Alguns estudos têm relatado resultados positivos da reabilitação cognitiva para pacientes com perda de memória. Porém, os resultados de revisões sistemáticas publicadas anteriormente são menos positivos e apontam a existência de evidências inconclusivas. Esta é a atualização de uma revisão Cochrane publicada pela primeira vez em 2000 e que já foi atualizada em 2007.
Avaliar se os pacientes com problemas de memória após um acidente vascular cerebral que recebem reabilitação cognitiva têm desfechos melhores do que os pacientes que não recebem esse tipo de tratamento ou recebem um tratamento placebo.
Os desfechos de interesse foram: avaliações subjetivas e objetivas da memória, habilidade funcional, humor e qualidade de vida. Avaliamos os desfechos de reabilitação de memória tanto no curto prazo (imediato) como no longo prazo.
Fizemos buscas nas seguintes bases de dados: Cochrane Stroke Group Trials Register (última busca em 19 de maio de 2016), Cochrane Central Register of Controlled Trials (CENTRAL 2016, issue 5), MEDLINE (2005 até 7 de março de 2016), EMBASE (2005 até 7 de março de 2016), CINAHL (2005 até 5 de fevereiro de 2016), AMED (2005 até 7 de março de 2016), PsycINFO (2005 até 7 de março de 2016) e nove outras bases de dados Maio. As datas iniciais das buscas eletrônicas coincidiram com as datas finais das buscas da última versão da revisão. Para identificar mais estudos potencialmente elegíveis, também fizemos buscas manuais nas listas de referências dos estudos primários que preencheram nossos critérios de seleção e em artigos de revisão.
Incluímos ensaios clínicos randomizados controlados (ECR) que compararam o uso da reabilitação cognitiva versus um controle para pacientes com problemas de memória pós-AVC. Incluímos estudos com populações mistas contanto que tivessem mais de 75% dos seus participantes com AVC ou se os estudos apresentassem resultados separados para os participantes com AVC. Dois investigadores, trabalhando de forma independente, selecionaram os estudos para inclusão; essa escolha foi então discutida em grupo e confirmada.
Avaliamos o risco de viés dos estudos e extraímos os dados. Entramos em contato com os autores dos estudos primários para obter informações adicionais, se necessário. Para a análise dos dados e a síntese das evidências, seguimos as recomendações do Cochrane Handbook for Systematic Reviews of Interventions. Fizemos uma “síntese da melhor evidência” baseada no risco de viés dos estudos incluídos. Quando havia estudos com desfechos semelhantes, fizemos metanálises de diferenças médias padronizadas (SMD).

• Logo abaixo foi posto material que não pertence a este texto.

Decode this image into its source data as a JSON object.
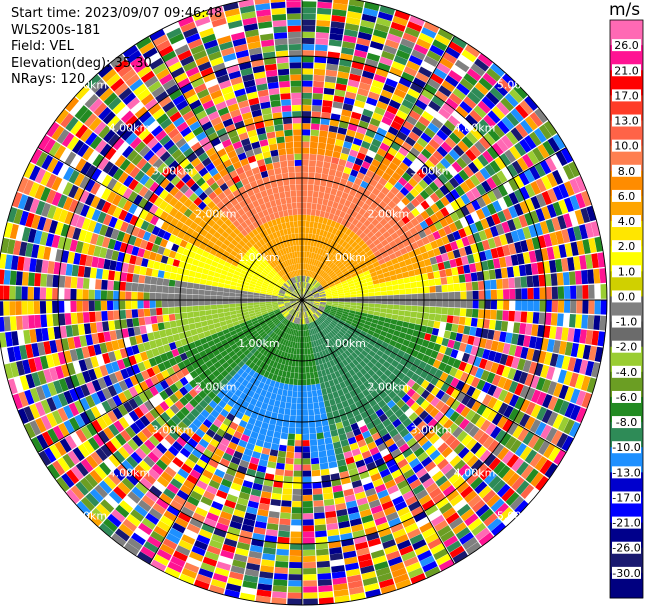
{
  "info": {
    "start_time": "Start time: 2023/09/07 09:46:48",
    "site": "WLS200s-181",
    "field": "Field: VEL",
    "elevation": "Elevation(deg): 35.30",
    "nrays": "NRays: 120"
  },
  "chart_data": {
    "type": "ppi",
    "field": "VEL",
    "elevation_deg": 35.3,
    "nrays": 120,
    "range_rings": [
      {
        "range_km": 1.0,
        "labels": [
          "1.00km",
          "1.00km",
          "1.00km",
          "1.00km"
        ]
      },
      {
        "range_km": 2.0,
        "labels": [
          "2.00km",
          "2.00km",
          "2.00km",
          "2.00km"
        ]
      },
      {
        "range_km": 3.0,
        "labels": [
          "3.00km",
          "3.00km",
          "3.00km",
          "3.00km"
        ]
      },
      {
        "range_km": 4.0,
        "labels": [
          "4.00km",
          "4.00km",
          "4.00km",
          "4.00km"
        ]
      },
      {
        "range_km": 5.0,
        "labels": [
          "5.00km",
          "5.00km",
          "5.00km",
          "5.00km"
        ]
      }
    ],
    "colorbar": {
      "unit": "m/s",
      "ticks": [
        "26.0",
        "21.0",
        "17.0",
        "13.0",
        "10.0",
        "8.0",
        "6.0",
        "4.0",
        "2.0",
        "1.0",
        "0.0",
        "-1.0",
        "-2.0",
        "-4.0",
        "-6.0",
        "-8.0",
        "-10.0",
        "-13.0",
        "-17.0",
        "-21.0",
        "-26.0",
        "-30.0"
      ],
      "colors": [
        "#ff69b4",
        "#ff1493",
        "#ff0000",
        "#ff3c28",
        "#ff6347",
        "#ff7f50",
        "#ff8c00",
        "#ffa500",
        "#ffe600",
        "#ffff00",
        "#d0d000",
        "#808080",
        "#6b6b6b",
        "#9acd32",
        "#6b9e23",
        "#228b22",
        "#2e8b57",
        "#1e90ff",
        "#0000cd",
        "#0000ff",
        "#00008b",
        "#191970",
        "#000080"
      ]
    }
  }
}
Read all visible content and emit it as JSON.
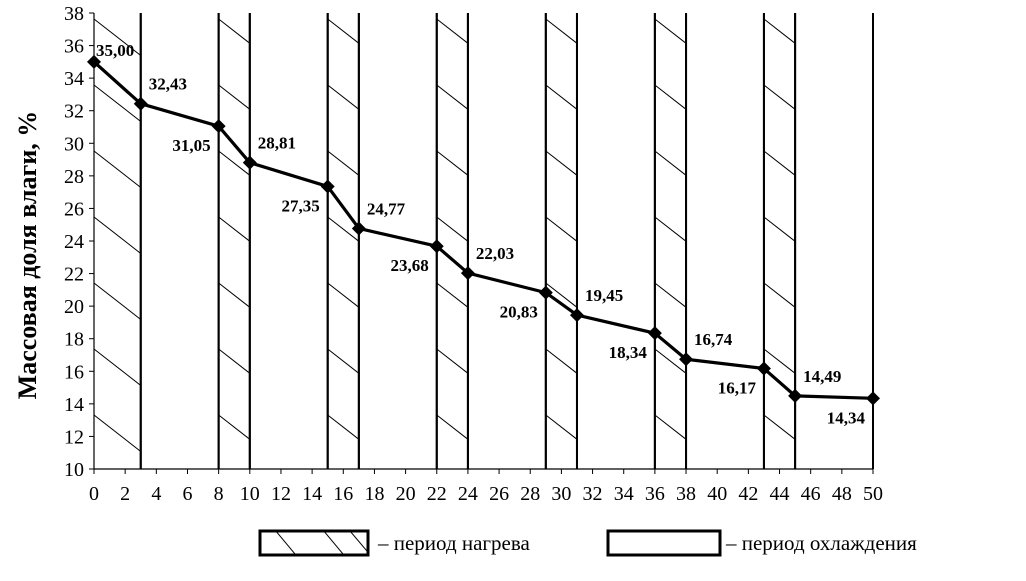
{
  "chart_data": {
    "type": "line",
    "title": "",
    "xlabel": "",
    "ylabel": "Массовая доля влаги,  %",
    "xlim": [
      0,
      50
    ],
    "ylim": [
      10,
      38
    ],
    "x_ticks": [
      0,
      2,
      4,
      6,
      8,
      10,
      12,
      14,
      16,
      18,
      20,
      22,
      24,
      26,
      28,
      30,
      32,
      34,
      36,
      38,
      40,
      42,
      44,
      46,
      48,
      50
    ],
    "y_ticks": [
      10,
      12,
      14,
      16,
      18,
      20,
      22,
      24,
      26,
      28,
      30,
      32,
      34,
      36,
      38
    ],
    "grid": false,
    "series": [
      {
        "x": [
          0,
          3,
          8,
          10,
          15,
          17,
          22,
          24,
          29,
          31,
          36,
          38,
          43,
          45,
          50
        ],
        "y": [
          35.0,
          32.43,
          31.05,
          28.81,
          27.35,
          24.77,
          23.68,
          22.03,
          20.83,
          19.45,
          18.34,
          16.74,
          16.17,
          14.49,
          14.34
        ],
        "labels": [
          "35,00",
          "32,43",
          "31,05",
          "28,81",
          "27,35",
          "24,77",
          "23,68",
          "22,03",
          "20,83",
          "19,45",
          "18,34",
          "16,74",
          "16,17",
          "14,49",
          "14,34"
        ],
        "color": "#000000",
        "marker": "diamond"
      }
    ],
    "periods": [
      {
        "kind": "heating",
        "from": 0,
        "to": 3
      },
      {
        "kind": "cooling",
        "from": 3,
        "to": 8
      },
      {
        "kind": "heating",
        "from": 8,
        "to": 10
      },
      {
        "kind": "cooling",
        "from": 10,
        "to": 15
      },
      {
        "kind": "heating",
        "from": 15,
        "to": 17
      },
      {
        "kind": "cooling",
        "from": 17,
        "to": 22
      },
      {
        "kind": "heating",
        "from": 22,
        "to": 24
      },
      {
        "kind": "cooling",
        "from": 24,
        "to": 29
      },
      {
        "kind": "heating",
        "from": 29,
        "to": 31
      },
      {
        "kind": "cooling",
        "from": 31,
        "to": 36
      },
      {
        "kind": "heating",
        "from": 36,
        "to": 38
      },
      {
        "kind": "cooling",
        "from": 38,
        "to": 43
      },
      {
        "kind": "heating",
        "from": 43,
        "to": 45
      },
      {
        "kind": "cooling",
        "from": 45,
        "to": 50
      }
    ],
    "legend": {
      "placement": "bottom",
      "items": [
        {
          "pattern": "hatched",
          "label": "– период нагрева"
        },
        {
          "pattern": "plain",
          "label": "– период охлаждения"
        }
      ]
    }
  }
}
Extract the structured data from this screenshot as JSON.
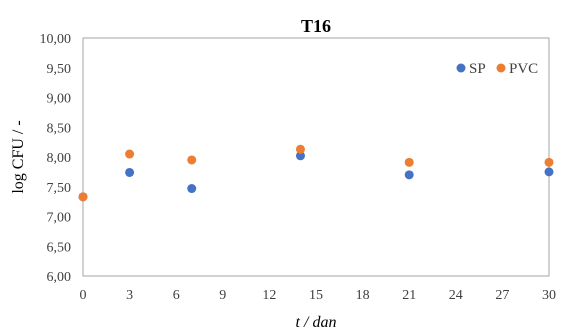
{
  "chart_data": {
    "type": "scatter",
    "title": "T16",
    "xlabel": "t / dan",
    "ylabel": "log CFU / -",
    "xlim": [
      0,
      30
    ],
    "ylim": [
      6.0,
      10.0
    ],
    "x_ticks": [
      0,
      3,
      6,
      9,
      12,
      15,
      18,
      21,
      24,
      27,
      30
    ],
    "y_ticks": [
      "6,00",
      "6,50",
      "7,00",
      "7,50",
      "8,00",
      "8,50",
      "9,00",
      "9,50",
      "10,00"
    ],
    "grid": false,
    "legend_position": "top-right",
    "series": [
      {
        "name": "SP",
        "color": "#4472C4",
        "points": [
          {
            "x": 0,
            "y": 7.33
          },
          {
            "x": 3,
            "y": 7.74
          },
          {
            "x": 7,
            "y": 7.47
          },
          {
            "x": 14,
            "y": 8.02
          },
          {
            "x": 21,
            "y": 7.7
          },
          {
            "x": 30,
            "y": 7.75
          }
        ]
      },
      {
        "name": "PVC",
        "color": "#ED7D31",
        "points": [
          {
            "x": 0,
            "y": 7.33
          },
          {
            "x": 3,
            "y": 8.05
          },
          {
            "x": 7,
            "y": 7.95
          },
          {
            "x": 14,
            "y": 8.13
          },
          {
            "x": 21,
            "y": 7.91
          },
          {
            "x": 30,
            "y": 7.91
          }
        ]
      }
    ]
  }
}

Incluímos 13 ECR envolvendo 514 pariticipantes. Houve melhora significativa na medida subjetiva de memória no curto prazo: SMD 0,36, intervalo de confiança de 95% (IC 95%) de 0,08 a 0,64, P = 0,01, evidência de qualidade moderada. Porém, não houve melhora para esse desfecho no longo prazo: SMD 0,31, IC 95% -0,02 a 0,64, P = 0,06, evidência de baixa qualidade. Os tamanhos do efeito para medidas subjetivas de memória foram pequenos a moderados.
Não houve diferença estatisticamente significativa da intervenção sobre os seguintes desfechos: melhora em testes objetivos de memória, humor, habilidades funcionais ou qualidade de vida.
Não encontramos dados sobre eventos adversos.